Currently cloud infrastructures are mostly homogeneous -- composed of a large number of machines of the same type -- centrally managed and made available to the end user using the three standard delivery models: Infrastructure-as-a-service (IaaS), Platform-as-a-Service (PaaS) and Software-as-a-Service (SaaS). As clouds increase in size and as machines of different types are added to the infrastructure in order to maximise performance and power efficiency, heterogeneous clouds are being created. However, exploiting different architectures such as graphics processing units, many integrated cores and data flow engines, poses significant challenges.To efficiently access heterogeneous resources and, at the same time, to exploit these resources to reduce application development effort, to make optimisations easier and to simplify service deployment requires a reevaluation of our approach to service delivery.

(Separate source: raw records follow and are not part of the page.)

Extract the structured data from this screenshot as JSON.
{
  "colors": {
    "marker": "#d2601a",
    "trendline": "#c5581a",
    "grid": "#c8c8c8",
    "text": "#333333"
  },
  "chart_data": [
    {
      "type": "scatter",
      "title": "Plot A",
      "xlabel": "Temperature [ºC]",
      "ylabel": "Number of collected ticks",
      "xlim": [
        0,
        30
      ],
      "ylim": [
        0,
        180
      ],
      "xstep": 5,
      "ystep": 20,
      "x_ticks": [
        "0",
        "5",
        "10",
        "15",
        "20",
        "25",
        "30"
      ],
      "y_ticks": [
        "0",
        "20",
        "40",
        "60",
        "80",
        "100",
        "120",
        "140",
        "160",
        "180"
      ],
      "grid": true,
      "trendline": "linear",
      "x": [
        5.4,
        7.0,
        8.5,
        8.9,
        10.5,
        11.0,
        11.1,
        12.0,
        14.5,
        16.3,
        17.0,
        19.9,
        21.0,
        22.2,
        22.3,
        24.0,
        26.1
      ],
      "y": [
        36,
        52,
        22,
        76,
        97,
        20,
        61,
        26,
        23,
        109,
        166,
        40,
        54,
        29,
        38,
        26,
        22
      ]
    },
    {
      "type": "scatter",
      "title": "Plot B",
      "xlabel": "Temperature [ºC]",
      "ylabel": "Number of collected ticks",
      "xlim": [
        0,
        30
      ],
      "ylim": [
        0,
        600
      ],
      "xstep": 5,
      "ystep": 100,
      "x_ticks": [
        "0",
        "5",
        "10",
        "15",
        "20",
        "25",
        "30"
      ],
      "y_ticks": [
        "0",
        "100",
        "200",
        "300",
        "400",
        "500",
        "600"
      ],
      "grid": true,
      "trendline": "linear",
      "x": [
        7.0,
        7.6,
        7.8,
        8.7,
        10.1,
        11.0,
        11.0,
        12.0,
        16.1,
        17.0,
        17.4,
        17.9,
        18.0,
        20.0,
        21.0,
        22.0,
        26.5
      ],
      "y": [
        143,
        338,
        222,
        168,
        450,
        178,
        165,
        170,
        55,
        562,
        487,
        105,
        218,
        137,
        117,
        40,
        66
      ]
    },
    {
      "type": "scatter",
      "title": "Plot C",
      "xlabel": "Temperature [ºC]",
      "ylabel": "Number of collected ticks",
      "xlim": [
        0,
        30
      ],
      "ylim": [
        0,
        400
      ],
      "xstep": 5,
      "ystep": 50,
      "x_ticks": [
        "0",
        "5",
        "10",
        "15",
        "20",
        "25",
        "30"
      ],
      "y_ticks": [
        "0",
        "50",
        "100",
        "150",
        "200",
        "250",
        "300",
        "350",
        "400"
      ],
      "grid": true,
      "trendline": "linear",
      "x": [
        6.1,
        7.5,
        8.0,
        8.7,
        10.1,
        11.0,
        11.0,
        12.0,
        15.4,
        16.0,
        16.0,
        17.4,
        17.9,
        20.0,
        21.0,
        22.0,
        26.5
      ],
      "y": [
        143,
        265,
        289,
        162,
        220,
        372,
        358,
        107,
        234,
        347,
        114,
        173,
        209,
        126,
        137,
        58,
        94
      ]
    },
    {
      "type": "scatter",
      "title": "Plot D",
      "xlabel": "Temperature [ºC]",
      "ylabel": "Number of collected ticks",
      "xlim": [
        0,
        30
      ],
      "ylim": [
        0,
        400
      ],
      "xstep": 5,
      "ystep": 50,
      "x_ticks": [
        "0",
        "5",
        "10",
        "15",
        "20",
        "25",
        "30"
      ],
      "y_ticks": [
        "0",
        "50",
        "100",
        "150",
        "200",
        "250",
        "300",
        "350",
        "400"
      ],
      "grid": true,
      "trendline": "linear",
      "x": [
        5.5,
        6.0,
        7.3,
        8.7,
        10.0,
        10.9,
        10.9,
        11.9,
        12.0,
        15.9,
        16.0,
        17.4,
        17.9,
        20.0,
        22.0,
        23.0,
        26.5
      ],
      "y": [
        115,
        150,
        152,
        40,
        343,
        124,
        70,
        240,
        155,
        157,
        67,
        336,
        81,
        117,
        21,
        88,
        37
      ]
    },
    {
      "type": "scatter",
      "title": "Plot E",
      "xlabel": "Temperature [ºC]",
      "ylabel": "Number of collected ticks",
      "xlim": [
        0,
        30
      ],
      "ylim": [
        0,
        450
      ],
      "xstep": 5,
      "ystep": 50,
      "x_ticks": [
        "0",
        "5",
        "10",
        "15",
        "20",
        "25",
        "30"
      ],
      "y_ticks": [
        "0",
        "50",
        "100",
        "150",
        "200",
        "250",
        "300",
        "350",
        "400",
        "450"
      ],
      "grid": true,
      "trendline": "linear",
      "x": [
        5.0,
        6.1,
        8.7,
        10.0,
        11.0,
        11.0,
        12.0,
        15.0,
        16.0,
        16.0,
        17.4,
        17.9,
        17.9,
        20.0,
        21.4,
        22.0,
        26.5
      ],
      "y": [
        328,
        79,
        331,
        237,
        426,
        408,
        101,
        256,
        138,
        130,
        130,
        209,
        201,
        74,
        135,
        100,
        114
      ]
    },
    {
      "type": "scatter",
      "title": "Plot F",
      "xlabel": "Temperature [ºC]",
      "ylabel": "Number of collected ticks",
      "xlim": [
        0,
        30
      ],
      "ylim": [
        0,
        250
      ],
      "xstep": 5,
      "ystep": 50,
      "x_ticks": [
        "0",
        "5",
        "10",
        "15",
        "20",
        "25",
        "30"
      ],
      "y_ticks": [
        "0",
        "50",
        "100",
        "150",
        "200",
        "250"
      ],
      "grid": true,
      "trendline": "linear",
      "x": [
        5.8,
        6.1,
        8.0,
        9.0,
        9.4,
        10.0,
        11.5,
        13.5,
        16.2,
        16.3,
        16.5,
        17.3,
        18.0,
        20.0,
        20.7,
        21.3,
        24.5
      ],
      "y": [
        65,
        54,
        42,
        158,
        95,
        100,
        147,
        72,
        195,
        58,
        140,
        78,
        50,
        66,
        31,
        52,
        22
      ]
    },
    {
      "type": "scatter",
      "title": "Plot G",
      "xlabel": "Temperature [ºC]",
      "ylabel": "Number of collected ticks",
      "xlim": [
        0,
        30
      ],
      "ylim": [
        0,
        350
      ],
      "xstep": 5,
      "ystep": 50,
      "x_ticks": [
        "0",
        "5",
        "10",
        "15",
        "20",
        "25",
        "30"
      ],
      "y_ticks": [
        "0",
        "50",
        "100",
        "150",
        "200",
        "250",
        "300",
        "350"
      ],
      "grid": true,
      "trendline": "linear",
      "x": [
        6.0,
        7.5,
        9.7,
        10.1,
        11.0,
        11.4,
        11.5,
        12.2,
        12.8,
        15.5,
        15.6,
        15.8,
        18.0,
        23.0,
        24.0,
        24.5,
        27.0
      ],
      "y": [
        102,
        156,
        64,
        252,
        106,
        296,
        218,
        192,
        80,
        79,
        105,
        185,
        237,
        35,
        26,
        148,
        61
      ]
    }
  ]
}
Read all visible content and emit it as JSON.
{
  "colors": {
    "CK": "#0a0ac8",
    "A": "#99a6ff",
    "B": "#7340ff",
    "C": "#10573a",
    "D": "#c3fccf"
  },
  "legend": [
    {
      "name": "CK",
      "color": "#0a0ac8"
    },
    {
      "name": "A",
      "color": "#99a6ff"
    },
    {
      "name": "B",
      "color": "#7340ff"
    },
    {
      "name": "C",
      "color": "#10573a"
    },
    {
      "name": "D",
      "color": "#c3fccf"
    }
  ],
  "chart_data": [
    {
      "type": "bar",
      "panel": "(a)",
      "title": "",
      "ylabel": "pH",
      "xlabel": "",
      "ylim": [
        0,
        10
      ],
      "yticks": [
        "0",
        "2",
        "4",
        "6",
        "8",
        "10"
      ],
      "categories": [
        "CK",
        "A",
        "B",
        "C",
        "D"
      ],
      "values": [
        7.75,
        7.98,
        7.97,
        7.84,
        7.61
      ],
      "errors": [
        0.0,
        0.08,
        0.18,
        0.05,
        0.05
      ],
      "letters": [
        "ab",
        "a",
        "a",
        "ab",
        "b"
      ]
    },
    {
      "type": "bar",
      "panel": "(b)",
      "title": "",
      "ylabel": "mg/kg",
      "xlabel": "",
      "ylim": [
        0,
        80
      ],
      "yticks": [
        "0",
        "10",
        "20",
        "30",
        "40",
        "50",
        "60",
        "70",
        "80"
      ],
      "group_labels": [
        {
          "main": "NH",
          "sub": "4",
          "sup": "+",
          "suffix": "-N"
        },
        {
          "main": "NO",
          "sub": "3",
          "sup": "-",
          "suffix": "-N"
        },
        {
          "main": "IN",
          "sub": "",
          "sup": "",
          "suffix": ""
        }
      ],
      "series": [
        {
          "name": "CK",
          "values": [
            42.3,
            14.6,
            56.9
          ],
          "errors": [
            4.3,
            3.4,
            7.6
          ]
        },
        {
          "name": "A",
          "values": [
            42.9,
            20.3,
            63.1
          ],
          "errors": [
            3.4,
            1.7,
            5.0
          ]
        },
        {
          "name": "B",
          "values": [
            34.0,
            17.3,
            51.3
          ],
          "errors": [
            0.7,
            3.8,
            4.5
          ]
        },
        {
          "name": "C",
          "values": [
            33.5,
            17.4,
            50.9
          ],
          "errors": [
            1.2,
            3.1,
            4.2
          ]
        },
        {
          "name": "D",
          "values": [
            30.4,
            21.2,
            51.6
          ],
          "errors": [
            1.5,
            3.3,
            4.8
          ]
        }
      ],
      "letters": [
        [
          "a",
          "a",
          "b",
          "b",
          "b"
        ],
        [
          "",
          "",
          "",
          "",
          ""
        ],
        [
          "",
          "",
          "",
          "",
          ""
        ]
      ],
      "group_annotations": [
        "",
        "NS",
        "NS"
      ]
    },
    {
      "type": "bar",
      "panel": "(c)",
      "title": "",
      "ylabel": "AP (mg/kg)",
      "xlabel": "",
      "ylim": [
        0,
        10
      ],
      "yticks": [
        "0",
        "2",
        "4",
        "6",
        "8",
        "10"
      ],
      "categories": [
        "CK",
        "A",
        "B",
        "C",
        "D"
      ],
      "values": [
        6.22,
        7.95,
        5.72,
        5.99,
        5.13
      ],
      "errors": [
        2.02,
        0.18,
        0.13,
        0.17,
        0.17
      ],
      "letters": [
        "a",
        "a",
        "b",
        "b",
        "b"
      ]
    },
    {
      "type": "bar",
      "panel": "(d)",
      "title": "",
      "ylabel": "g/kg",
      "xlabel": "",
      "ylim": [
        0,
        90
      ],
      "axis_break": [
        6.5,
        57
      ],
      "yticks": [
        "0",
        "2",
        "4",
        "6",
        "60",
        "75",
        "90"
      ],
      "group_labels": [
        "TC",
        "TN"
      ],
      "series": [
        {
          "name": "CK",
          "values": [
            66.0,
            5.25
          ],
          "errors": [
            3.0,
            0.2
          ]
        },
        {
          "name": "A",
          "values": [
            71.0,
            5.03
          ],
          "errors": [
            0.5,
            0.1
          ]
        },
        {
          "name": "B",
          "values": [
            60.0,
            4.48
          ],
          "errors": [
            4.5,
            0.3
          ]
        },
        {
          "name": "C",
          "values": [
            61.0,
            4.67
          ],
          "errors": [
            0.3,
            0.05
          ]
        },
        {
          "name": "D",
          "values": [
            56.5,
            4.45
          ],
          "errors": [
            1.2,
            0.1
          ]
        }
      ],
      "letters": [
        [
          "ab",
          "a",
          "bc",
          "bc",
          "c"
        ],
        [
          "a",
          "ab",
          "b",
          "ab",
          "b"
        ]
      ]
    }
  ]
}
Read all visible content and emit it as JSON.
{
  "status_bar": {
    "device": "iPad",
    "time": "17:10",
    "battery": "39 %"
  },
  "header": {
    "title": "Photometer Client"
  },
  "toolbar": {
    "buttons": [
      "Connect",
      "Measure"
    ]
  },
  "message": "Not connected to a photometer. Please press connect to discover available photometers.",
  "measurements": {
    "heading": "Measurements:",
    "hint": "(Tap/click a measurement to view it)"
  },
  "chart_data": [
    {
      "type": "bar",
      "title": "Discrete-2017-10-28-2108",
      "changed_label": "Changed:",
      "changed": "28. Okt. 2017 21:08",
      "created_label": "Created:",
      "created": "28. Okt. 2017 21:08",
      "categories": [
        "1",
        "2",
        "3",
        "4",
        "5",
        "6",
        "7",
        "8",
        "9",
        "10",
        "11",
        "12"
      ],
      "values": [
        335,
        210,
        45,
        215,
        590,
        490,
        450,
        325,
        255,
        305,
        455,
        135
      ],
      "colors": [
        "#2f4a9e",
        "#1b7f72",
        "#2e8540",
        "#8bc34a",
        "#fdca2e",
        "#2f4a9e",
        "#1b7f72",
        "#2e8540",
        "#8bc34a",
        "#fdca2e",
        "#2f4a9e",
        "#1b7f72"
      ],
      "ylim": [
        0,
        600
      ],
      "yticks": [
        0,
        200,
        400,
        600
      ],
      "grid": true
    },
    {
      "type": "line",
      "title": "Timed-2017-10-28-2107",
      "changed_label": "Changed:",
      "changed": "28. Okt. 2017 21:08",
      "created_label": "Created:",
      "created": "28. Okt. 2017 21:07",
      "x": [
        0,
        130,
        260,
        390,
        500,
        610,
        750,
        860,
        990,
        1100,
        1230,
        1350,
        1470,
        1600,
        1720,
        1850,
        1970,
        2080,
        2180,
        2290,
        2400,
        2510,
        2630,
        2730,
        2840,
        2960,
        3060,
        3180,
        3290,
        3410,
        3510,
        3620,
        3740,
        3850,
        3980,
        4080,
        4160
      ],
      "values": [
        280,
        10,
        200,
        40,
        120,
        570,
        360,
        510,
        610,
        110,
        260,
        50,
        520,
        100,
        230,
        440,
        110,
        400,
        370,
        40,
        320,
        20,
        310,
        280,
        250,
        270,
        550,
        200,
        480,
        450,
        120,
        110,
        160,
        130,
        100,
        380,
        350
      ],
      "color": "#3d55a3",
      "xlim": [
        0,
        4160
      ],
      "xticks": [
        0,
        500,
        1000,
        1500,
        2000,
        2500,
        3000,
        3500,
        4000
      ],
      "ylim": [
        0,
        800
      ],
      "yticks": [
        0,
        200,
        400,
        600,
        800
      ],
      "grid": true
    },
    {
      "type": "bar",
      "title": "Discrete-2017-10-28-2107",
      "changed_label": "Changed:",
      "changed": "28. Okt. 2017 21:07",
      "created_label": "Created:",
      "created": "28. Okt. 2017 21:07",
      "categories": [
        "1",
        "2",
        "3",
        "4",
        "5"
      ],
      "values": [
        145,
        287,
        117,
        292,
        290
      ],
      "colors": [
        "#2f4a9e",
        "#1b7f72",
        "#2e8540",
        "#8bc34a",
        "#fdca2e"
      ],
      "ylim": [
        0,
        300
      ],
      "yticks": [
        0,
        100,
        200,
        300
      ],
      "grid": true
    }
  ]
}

The evolving complexity of the cloud ecosystem will eventually render traditional cloud management techniques ineffectual. Self-organisation and self-management are powerful techniques for managing complexity. Some of our initial simulation results using self organisation and self optimisation indicate that these can be used as the basis of a new cloud management and delivery model capable of efficiently dealing with issues that arise at scale. Our preliminary work has centred on promoting access to power efficient heterogeneous resources by shifting the deployment and optimization effort from the consumer to the software stack running on the cloud infrastructure. With CloudLightning, we propose to extend this work and to build a cloud management and delivery infrastructure based on these principles.
Given the prohibitive expense associated with empirical experimentation on hyperscale cloud infrastructures, data gathered on our testbed will be used to simulate this infrastructure and to evaluate the self organisation approach in that context.